April 7, 1913: Just five weeks after overcoming the riotous conditions that beset their parade and pageant on March 3rd, suffragists from around the country were back in Washington, D.C., today, for another impressive event demanding a Constitutional amendment banning sex discrimination in regard to voting rights.
Though this event was less than one-tenth the size of the previous one, and consisted of only 531 “Votes for Women” advocates, that number was appropriate to the event’s purpose, since each of the 48 States has two Senators, for a total of 96, and there are 435 Representatives in the House.
It was the largest delegation of suffragists ever to call on the 531-member Congress.
After being given a welcoming speech on the Capitol steps by a U.S. Senator, the marchers entered the Capitol, where they were greeted by Representative James W. Bryan of the Progressive (“Bull Moose”) Party, elected to represent an At-Large District in Washington State. Bryan said that “there were enough men in the Senate and House to make certain that the flag of woman suffrage never would be pulled down in the United States.”
The delegates then filed into the Rotunda, where nine Senators and an equal number of Representatives from the nine States where women already have equal voting rights with men received them. Those members of Congress shook hands with each of the women as they dropped their petitions into a box specially prepared for the occasion, putting one petition in the box for each Senator and Representative.

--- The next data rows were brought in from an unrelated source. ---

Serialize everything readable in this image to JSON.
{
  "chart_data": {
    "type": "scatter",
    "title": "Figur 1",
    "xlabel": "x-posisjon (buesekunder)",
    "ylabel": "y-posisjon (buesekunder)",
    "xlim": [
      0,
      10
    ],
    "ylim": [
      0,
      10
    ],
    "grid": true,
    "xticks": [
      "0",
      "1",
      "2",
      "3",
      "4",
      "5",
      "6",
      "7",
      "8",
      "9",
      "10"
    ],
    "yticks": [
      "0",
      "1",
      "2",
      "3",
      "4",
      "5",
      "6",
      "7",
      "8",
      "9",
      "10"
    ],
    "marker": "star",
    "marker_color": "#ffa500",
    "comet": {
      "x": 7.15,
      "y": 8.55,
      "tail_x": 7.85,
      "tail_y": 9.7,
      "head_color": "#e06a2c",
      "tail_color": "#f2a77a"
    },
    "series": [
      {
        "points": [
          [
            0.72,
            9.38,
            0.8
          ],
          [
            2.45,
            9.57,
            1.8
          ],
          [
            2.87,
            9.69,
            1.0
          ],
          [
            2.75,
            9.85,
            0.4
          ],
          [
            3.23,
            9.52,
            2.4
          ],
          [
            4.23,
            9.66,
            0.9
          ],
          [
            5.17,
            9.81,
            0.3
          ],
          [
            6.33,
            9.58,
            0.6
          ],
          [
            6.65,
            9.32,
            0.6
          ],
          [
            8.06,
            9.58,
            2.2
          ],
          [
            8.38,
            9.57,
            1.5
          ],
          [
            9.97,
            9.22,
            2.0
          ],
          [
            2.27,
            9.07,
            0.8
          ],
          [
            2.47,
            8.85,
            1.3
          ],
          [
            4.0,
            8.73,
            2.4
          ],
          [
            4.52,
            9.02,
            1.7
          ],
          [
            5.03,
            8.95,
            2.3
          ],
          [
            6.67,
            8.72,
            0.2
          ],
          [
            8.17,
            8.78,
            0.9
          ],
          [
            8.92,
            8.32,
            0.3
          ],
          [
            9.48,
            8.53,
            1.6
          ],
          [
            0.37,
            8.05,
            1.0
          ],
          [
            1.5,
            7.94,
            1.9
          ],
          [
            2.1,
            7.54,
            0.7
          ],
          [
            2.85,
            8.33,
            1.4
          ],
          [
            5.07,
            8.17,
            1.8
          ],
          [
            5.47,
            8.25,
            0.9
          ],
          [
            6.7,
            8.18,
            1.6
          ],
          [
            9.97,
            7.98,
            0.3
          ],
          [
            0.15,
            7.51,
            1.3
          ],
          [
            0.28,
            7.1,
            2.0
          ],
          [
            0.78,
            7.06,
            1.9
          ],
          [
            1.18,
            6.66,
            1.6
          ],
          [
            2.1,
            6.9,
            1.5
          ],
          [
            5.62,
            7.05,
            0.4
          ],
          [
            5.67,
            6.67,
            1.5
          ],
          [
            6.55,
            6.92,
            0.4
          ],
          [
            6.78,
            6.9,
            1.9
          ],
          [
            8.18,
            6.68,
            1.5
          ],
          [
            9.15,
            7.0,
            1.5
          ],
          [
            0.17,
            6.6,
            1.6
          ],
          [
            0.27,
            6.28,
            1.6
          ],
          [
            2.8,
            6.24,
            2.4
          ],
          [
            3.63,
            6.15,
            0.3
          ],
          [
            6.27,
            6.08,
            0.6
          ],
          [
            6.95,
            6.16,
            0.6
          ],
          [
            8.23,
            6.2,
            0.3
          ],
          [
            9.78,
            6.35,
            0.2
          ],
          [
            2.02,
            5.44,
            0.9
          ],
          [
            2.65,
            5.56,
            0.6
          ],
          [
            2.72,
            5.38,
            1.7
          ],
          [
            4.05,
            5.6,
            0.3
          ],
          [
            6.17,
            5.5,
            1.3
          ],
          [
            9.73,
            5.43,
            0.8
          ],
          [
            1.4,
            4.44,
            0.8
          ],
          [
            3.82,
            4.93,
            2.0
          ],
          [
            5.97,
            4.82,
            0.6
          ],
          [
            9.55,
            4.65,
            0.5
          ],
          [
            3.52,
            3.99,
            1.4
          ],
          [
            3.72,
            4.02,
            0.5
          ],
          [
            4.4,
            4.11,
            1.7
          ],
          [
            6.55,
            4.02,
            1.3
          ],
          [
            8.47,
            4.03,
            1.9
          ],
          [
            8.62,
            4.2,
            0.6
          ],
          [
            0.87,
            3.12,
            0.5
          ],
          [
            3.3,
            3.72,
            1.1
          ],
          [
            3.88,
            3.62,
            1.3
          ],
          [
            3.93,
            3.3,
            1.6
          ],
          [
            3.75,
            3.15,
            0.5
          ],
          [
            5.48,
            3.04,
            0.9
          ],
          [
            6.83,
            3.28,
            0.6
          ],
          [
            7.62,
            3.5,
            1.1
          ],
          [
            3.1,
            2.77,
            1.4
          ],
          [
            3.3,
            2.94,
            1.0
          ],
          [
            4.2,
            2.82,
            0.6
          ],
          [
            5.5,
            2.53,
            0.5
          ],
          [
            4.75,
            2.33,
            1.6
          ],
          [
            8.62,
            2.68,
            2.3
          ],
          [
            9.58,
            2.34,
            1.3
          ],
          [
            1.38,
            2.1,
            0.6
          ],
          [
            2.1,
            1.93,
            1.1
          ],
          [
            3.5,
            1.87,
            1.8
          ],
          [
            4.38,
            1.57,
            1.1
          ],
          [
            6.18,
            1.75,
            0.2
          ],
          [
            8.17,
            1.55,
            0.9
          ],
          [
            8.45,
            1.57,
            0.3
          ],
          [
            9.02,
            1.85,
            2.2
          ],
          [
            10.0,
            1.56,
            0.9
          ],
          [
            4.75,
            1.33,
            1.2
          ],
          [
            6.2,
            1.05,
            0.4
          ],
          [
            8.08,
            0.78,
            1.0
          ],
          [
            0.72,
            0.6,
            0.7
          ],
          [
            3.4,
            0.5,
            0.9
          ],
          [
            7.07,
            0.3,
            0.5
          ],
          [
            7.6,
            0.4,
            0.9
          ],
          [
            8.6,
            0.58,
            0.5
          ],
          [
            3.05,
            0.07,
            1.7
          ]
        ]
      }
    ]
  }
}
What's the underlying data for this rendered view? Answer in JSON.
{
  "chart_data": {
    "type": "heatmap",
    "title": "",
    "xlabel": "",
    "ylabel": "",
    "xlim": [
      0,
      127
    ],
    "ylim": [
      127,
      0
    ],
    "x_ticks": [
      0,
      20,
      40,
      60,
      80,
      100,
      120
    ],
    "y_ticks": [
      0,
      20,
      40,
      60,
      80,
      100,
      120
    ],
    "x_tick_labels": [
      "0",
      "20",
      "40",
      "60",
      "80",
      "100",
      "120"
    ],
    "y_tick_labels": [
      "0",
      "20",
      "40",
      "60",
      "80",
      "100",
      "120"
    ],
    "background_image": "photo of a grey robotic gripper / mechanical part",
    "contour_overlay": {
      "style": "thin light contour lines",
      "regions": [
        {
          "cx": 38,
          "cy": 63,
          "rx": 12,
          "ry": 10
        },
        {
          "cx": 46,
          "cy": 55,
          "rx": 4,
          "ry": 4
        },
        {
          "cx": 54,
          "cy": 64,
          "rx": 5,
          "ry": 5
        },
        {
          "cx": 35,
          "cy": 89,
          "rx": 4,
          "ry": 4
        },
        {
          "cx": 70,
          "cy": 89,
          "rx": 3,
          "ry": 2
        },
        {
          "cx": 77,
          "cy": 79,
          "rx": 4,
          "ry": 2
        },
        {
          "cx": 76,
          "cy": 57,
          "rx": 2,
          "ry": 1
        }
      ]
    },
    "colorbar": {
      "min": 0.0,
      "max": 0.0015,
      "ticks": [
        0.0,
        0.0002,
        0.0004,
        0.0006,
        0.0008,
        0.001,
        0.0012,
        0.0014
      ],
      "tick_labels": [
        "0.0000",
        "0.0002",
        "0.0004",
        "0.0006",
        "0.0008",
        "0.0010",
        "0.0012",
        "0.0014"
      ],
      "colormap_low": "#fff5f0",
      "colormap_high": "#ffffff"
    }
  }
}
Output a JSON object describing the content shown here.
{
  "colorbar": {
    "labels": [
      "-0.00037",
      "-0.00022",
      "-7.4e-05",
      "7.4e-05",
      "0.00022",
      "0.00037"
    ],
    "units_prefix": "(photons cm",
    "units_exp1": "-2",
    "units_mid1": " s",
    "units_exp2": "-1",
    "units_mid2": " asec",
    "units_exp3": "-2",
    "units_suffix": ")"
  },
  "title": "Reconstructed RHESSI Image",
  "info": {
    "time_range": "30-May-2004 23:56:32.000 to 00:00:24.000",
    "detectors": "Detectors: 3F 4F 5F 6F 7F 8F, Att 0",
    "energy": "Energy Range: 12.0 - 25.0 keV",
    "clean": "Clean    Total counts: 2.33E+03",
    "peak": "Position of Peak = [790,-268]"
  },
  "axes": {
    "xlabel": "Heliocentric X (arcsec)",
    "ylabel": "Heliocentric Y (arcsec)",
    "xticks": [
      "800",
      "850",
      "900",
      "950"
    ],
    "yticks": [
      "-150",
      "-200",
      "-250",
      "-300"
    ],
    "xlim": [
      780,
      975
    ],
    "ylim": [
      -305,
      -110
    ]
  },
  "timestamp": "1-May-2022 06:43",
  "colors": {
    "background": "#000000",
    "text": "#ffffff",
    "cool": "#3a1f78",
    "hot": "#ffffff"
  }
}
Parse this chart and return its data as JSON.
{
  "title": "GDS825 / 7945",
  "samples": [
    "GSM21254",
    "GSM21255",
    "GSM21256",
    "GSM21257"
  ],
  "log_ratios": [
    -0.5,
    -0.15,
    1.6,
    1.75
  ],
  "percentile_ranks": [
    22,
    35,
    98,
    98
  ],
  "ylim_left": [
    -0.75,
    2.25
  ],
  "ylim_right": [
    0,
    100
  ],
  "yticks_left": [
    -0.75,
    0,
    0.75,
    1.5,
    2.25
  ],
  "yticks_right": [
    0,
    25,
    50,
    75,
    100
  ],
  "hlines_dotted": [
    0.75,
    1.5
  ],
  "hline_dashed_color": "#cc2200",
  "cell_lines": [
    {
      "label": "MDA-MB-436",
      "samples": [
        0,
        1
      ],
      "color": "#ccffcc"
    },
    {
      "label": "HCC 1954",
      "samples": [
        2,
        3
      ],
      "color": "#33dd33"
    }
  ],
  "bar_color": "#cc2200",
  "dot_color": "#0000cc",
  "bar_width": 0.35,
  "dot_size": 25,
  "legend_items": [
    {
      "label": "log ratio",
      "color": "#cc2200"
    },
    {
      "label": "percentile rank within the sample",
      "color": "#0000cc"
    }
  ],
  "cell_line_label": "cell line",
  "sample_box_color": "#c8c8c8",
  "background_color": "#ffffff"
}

The women then went to the Senate and House galleries, where they could see the suffrage amendment resolutions introduced on the floor by Senator George Chamberlain, Democrat of Oregon, and Representative Frank Mondell, Republican of Wyoming.
Today’s events began with a large meeting in the Columbia Theater, in which rousing speeches were made by well-known suffragists such as Alice Paul, Harriet Burton Laidlaw, Beatrice Forbes-Robertson Hale, and Janet Richards. Those present for the event, which was organized by Alice Paul and her National American Woman Suffrage Association Congressional Committee, then took to the streets. Led by two marching bands, there was no trouble this time as they made their way from the theater to the Capitol accompanied by adequate police protection, something totally lacking 35 days ago.